If the group publishes WebSocket channels, implement StreamGroup as well:

func (r *Routes) Channels() []string {
    return []string{"mypackage.items.updated"}
}

Adding a DescribableGroup

DescribableGroup extends RouteGroup with OpenAPI metadata. Implementing it ensures the group's endpoints appear in the generated spec and Swagger UI.
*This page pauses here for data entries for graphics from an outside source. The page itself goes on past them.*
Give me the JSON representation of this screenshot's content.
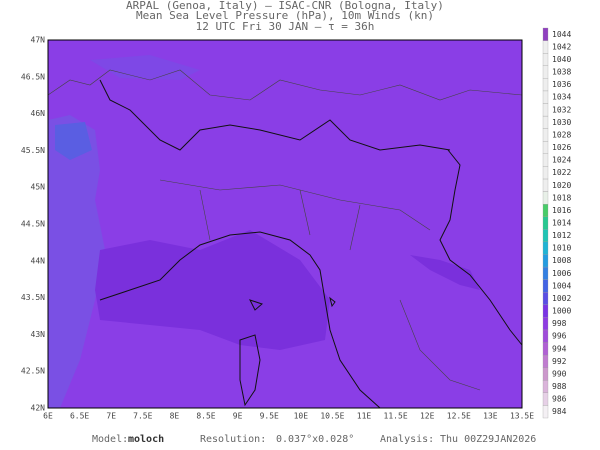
{
  "header": {
    "lines": [
      "ARPAL (Genoa, Italy)  –  ISAC-CNR (Bologna, Italy)",
      "Mean Sea Level Pressure (hPa), 10m Winds (kn)",
      "12 UTC Fri 30 JAN  –  τ = 36h"
    ]
  },
  "map": {
    "lon_labels": [
      "6E",
      "6.5E",
      "7E",
      "7.5E",
      "8E",
      "8.5E",
      "9E",
      "9.5E",
      "10E",
      "10.5E",
      "11E",
      "11.5E",
      "12E",
      "12.5E",
      "13E",
      "13.5E"
    ],
    "lat_labels": [
      "47N",
      "46.5N",
      "46N",
      "45.5N",
      "45N",
      "44.5N",
      "44N",
      "43.5N",
      "43N",
      "42.5N",
      "42N"
    ]
  },
  "colorbar": {
    "levels": [
      {
        "value": 984,
        "color": "#f4f0f4"
      },
      {
        "value": 986,
        "color": "#e6d0e6"
      },
      {
        "value": 988,
        "color": "#dab4da"
      },
      {
        "value": 990,
        "color": "#cc98cc"
      },
      {
        "value": 992,
        "color": "#c07cd0"
      },
      {
        "value": 994,
        "color": "#b060d4"
      },
      {
        "value": 996,
        "color": "#a04cda"
      },
      {
        "value": 998,
        "color": "#8e3ce2"
      },
      {
        "value": 1000,
        "color": "#7a34e4"
      },
      {
        "value": 1002,
        "color": "#5a4ee4"
      },
      {
        "value": 1004,
        "color": "#4464e4"
      },
      {
        "value": 1006,
        "color": "#3480e2"
      },
      {
        "value": 1008,
        "color": "#249ce0"
      },
      {
        "value": 1010,
        "color": "#20b4d4"
      },
      {
        "value": 1012,
        "color": "#20c4b4"
      },
      {
        "value": 1014,
        "color": "#28c890"
      },
      {
        "value": 1016,
        "color": "#48cc68"
      },
      {
        "value": 1018,
        "color": "#e8f0e8"
      },
      {
        "value": 1020,
        "color": "#eeeeee"
      },
      {
        "value": 1022,
        "color": "#eeeeee"
      },
      {
        "value": 1024,
        "color": "#eeeeee"
      },
      {
        "value": 1026,
        "color": "#eeeeee"
      },
      {
        "value": 1028,
        "color": "#eeeeee"
      },
      {
        "value": 1030,
        "color": "#eeeeee"
      },
      {
        "value": 1032,
        "color": "#eeeeee"
      },
      {
        "value": 1034,
        "color": "#eeeeee"
      },
      {
        "value": 1036,
        "color": "#eeeeee"
      },
      {
        "value": 1038,
        "color": "#eeeeee"
      },
      {
        "value": 1040,
        "color": "#eeeeee"
      },
      {
        "value": 1042,
        "color": "#eeeeee"
      },
      {
        "value": 1044,
        "color": "#9040c0"
      }
    ]
  },
  "footer": {
    "model_label": "Model:",
    "model": "moloch",
    "resolution_label": "Resolution:",
    "resolution": "0.037°x0.028°",
    "analysis_label": "Analysis:",
    "analysis": "Thu 00Z29JAN2026"
  }
}
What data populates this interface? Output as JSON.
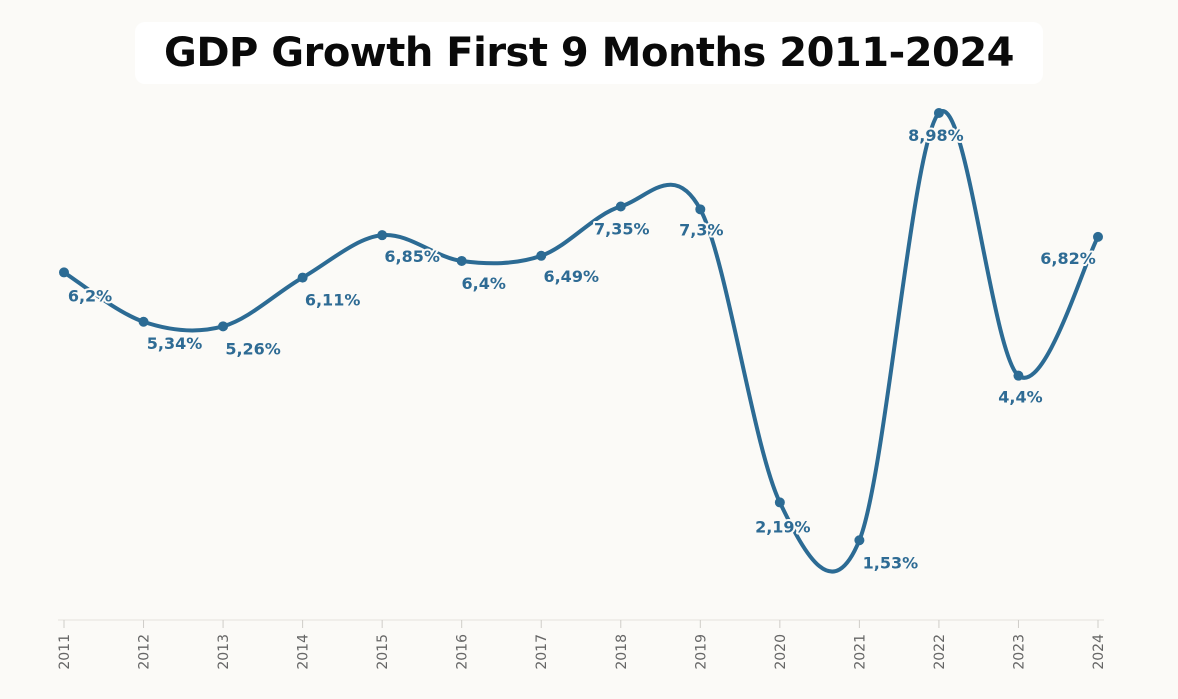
{
  "title": "GDP Growth First 9 Months 2011-2024",
  "colors": {
    "line": "#2c6b94",
    "label": "#2e6b94",
    "background": "#fbfaf7"
  },
  "chart_data": {
    "type": "line",
    "title": "GDP Growth First 9 Months 2011-2024",
    "xlabel": "",
    "ylabel": "",
    "x": [
      "2011",
      "2012",
      "2013",
      "2014",
      "2015",
      "2016",
      "2017",
      "2018",
      "2019",
      "2020",
      "2021",
      "2022",
      "2023",
      "2024"
    ],
    "values": [
      6.2,
      5.34,
      5.26,
      6.11,
      6.85,
      6.4,
      6.49,
      7.35,
      7.3,
      2.19,
      1.53,
      8.98,
      4.4,
      6.82
    ],
    "labels": [
      "6,2%",
      "5,34%",
      "5,26%",
      "6,11%",
      "6,85%",
      "6,4%",
      "6,49%",
      "7,35%",
      "7,3%",
      "2,19%",
      "1,53%",
      "8,98%",
      "4,4%",
      "6,82%"
    ],
    "ylim": [
      0,
      9.4
    ],
    "grid": false,
    "legend": "none"
  }
}
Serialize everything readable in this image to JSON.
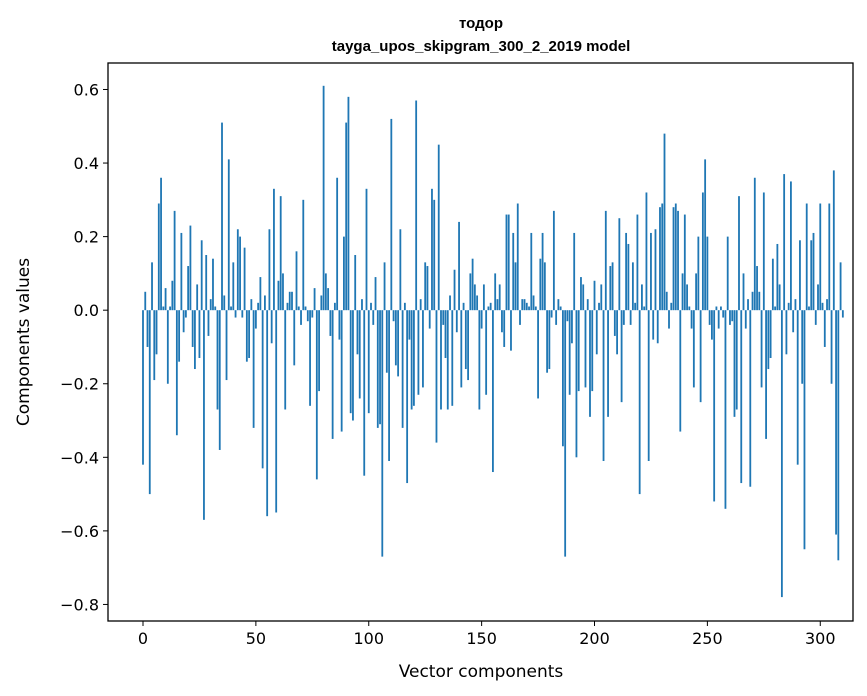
{
  "chart_data": {
    "type": "bar",
    "title": "тодор",
    "subtitle": "tayga_upos_skipgram_300_2_2019 model",
    "xlabel": "Vector components",
    "ylabel": "Components values",
    "xlim": [
      -15.5,
      314.5
    ],
    "ylim": [
      -0.845,
      0.672
    ],
    "xticks": [
      0,
      50,
      100,
      150,
      200,
      250,
      300
    ],
    "xtick_labels": [
      "0",
      "50",
      "100",
      "150",
      "200",
      "250",
      "300"
    ],
    "yticks": [
      -0.8,
      -0.6,
      -0.4,
      -0.2,
      0.0,
      0.2,
      0.4,
      0.6
    ],
    "ytick_labels": [
      "−0.8",
      "−0.6",
      "−0.4",
      "−0.2",
      "0.0",
      "0.2",
      "0.4",
      "0.6"
    ],
    "bar_color": "#1f77b4",
    "grid": false,
    "values": [
      -0.42,
      0.05,
      -0.1,
      -0.5,
      0.13,
      -0.19,
      -0.12,
      0.29,
      0.36,
      0.01,
      0.06,
      -0.2,
      0.01,
      0.08,
      0.27,
      -0.34,
      -0.14,
      0.21,
      -0.06,
      -0.02,
      0.12,
      0.23,
      -0.1,
      -0.16,
      0.07,
      -0.13,
      0.19,
      -0.57,
      0.15,
      -0.07,
      0.03,
      0.14,
      0.01,
      -0.27,
      -0.38,
      0.51,
      0.04,
      -0.19,
      0.41,
      0.01,
      0.13,
      -0.02,
      0.22,
      0.2,
      -0.02,
      0.17,
      -0.14,
      -0.13,
      0.03,
      -0.32,
      -0.05,
      0.02,
      0.09,
      -0.43,
      0.04,
      -0.56,
      0.22,
      -0.09,
      0.33,
      -0.55,
      0.08,
      0.31,
      0.1,
      -0.27,
      0.02,
      0.05,
      0.05,
      -0.15,
      0.16,
      0.01,
      -0.04,
      0.3,
      0.01,
      -0.03,
      -0.26,
      -0.02,
      0.06,
      -0.46,
      -0.22,
      0.04,
      0.61,
      0.1,
      0.06,
      -0.07,
      -0.35,
      0.02,
      0.36,
      -0.08,
      -0.33,
      0.2,
      0.51,
      0.58,
      -0.28,
      -0.3,
      0.15,
      -0.12,
      -0.24,
      0.03,
      -0.45,
      0.33,
      -0.28,
      0.02,
      -0.04,
      0.09,
      -0.32,
      -0.31,
      -0.67,
      0.13,
      -0.17,
      -0.41,
      0.52,
      -0.03,
      -0.15,
      -0.18,
      0.22,
      -0.32,
      0.02,
      -0.47,
      -0.08,
      -0.27,
      -0.26,
      0.57,
      -0.23,
      0.03,
      -0.21,
      0.13,
      0.12,
      -0.05,
      0.33,
      0.3,
      -0.36,
      0.45,
      -0.27,
      -0.04,
      -0.13,
      -0.27,
      0.04,
      -0.26,
      0.11,
      -0.06,
      0.24,
      -0.21,
      0.02,
      -0.16,
      -0.19,
      0.1,
      0.14,
      0.07,
      0.04,
      -0.27,
      -0.05,
      0.07,
      -0.23,
      0.01,
      0.02,
      -0.44,
      0.1,
      0.03,
      0.07,
      -0.06,
      -0.1,
      0.26,
      0.26,
      -0.11,
      0.21,
      0.13,
      0.29,
      -0.04,
      0.03,
      0.03,
      0.02,
      0.01,
      0.21,
      0.04,
      0.01,
      -0.24,
      0.14,
      0.21,
      0.13,
      -0.17,
      -0.16,
      -0.02,
      0.27,
      -0.04,
      0.03,
      0.01,
      -0.37,
      -0.67,
      -0.03,
      -0.23,
      -0.09,
      0.21,
      -0.4,
      -0.22,
      0.09,
      0.07,
      -0.21,
      0.03,
      -0.29,
      -0.22,
      0.08,
      -0.12,
      0.02,
      0.07,
      -0.41,
      0.27,
      -0.29,
      0.12,
      0.13,
      -0.07,
      -0.12,
      0.25,
      -0.25,
      -0.04,
      0.21,
      0.18,
      -0.04,
      0.13,
      0.02,
      0.26,
      -0.5,
      0.07,
      0.01,
      0.32,
      -0.41,
      0.21,
      -0.08,
      0.22,
      -0.09,
      0.28,
      0.29,
      0.48,
      0.05,
      -0.05,
      0.02,
      0.28,
      0.29,
      0.27,
      -0.33,
      0.1,
      0.26,
      0.07,
      0.01,
      -0.05,
      -0.21,
      0.1,
      0.2,
      -0.25,
      0.32,
      0.41,
      0.2,
      -0.04,
      -0.08,
      -0.52,
      0.01,
      -0.05,
      0.01,
      -0.02,
      -0.54,
      0.2,
      -0.04,
      -0.03,
      -0.29,
      -0.27,
      0.31,
      -0.47,
      0.1,
      -0.05,
      0.03,
      -0.48,
      0.05,
      0.36,
      0.12,
      0.05,
      -0.21,
      0.32,
      -0.35,
      -0.16,
      -0.13,
      0.14,
      0.01,
      0.18,
      0.07,
      -0.78,
      0.37,
      -0.12,
      0.02,
      0.35,
      -0.06,
      0.03,
      -0.42,
      0.19,
      -0.2,
      -0.65,
      0.29,
      0.01,
      0.19,
      0.21,
      -0.04,
      0.07,
      0.29,
      0.02,
      -0.1,
      0.03,
      0.29,
      -0.2,
      0.38,
      -0.61,
      -0.68,
      0.13,
      -0.02
    ]
  }
}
func (r *Routes) Describe() []api.RouteDescription {
    return []api.RouteDescription{
        {
            Method:  "GET",
            Path:    "/items",
            Summary: "List items",
            Tags:    []string{"mypackage"},
            Response: map[string]any{
                "type": "array",
                "items": map[string]any{"type": "object"},
            },
        },
        {
            Method:  "POST",
            Path:    "/items",
            Summary: "Create an item",
            Tags:    []string{"mypackage"},
            RequestBody: map[string]any{
                "type": "object",
                "properties": map[string]any{
                    "name": map[string]any{"type": "string"},
                },
                "required": []string{"name"},
            },
            Response: map[string]any{"type": "object"},
        },
    }
}

Paths in RouteDescription are relative to BasePath(). The SpecBuilder concatenates them when building the full OpenAPI path.


Coding Standards

Language

Use UK English in all comments, documentation, log messages, and user-facing strings: colour, organisation, centre, initialise, licence (noun), license (verb).

Licence header

Every new Go source file must carry the EUPL-1.2 SPDX identifier as the first line:

// SPDX-License-Identifier: EUPL-1.2

package api

Do not add licence headers to test files.

Error handling

  • Always return errors rather than panicking.
  • Wrap errors with context: fmt.Errorf("component.Operation: what failed: %w", err).
  • Do not discard errors with _ unless the operation is genuinely fire-and-forget and the reason is documented with a comment.
  • Log errors at the point of handling, not at the point of wrapping, to avoid duplicate entries.

Response envelope

All HTTP handlers must use the api.OK(), api.Fail(), api.FailWithDetails(), or api.Paginated() helpers rather than constructing Response[T] directly. This ensures the envelope structure is consistent across all route groups.

Test naming

  • Function names: Test{Type}_{Suffix}_{Description} where {Suffix} is Good, Bad, or Ugly.
  • Helper constructors: newTest{Type}(t *testing.T, ...) *Type.
  • Always call t.Helper() at the top of every test helper function.

Formatting

The codebase uses gofmt defaults. Run before committing:

gofmt -l -w .

Commits

Use Conventional Commits:

feat(api): add WithRateLimit per-IP rate limiting middleware

Adds configurable per-IP rate limiting. Requests exceeding the limit
per second are rejected with 429 Too Many Requests and a standard
Fail() error envelope.

Co-Authored-By: Virgil <virgil@lethean.io>

Types in use across the repository: feat, fix, refactor, test, docs, chore, perf.

Middleware conventions

  • Every With*() function must append to e.middlewares, not modify Gin routes directly. Routes are only registered in build().
  • Options that require Engine struct fields (like swaggerEnabled) must be readable by build(), not set inside With*() directly without a field.
  • Middleware that exposes sensitive data (WithPprof, WithExpvar) must carry a // WARNING: comment in the godoc directing users away from production exposure without authentication.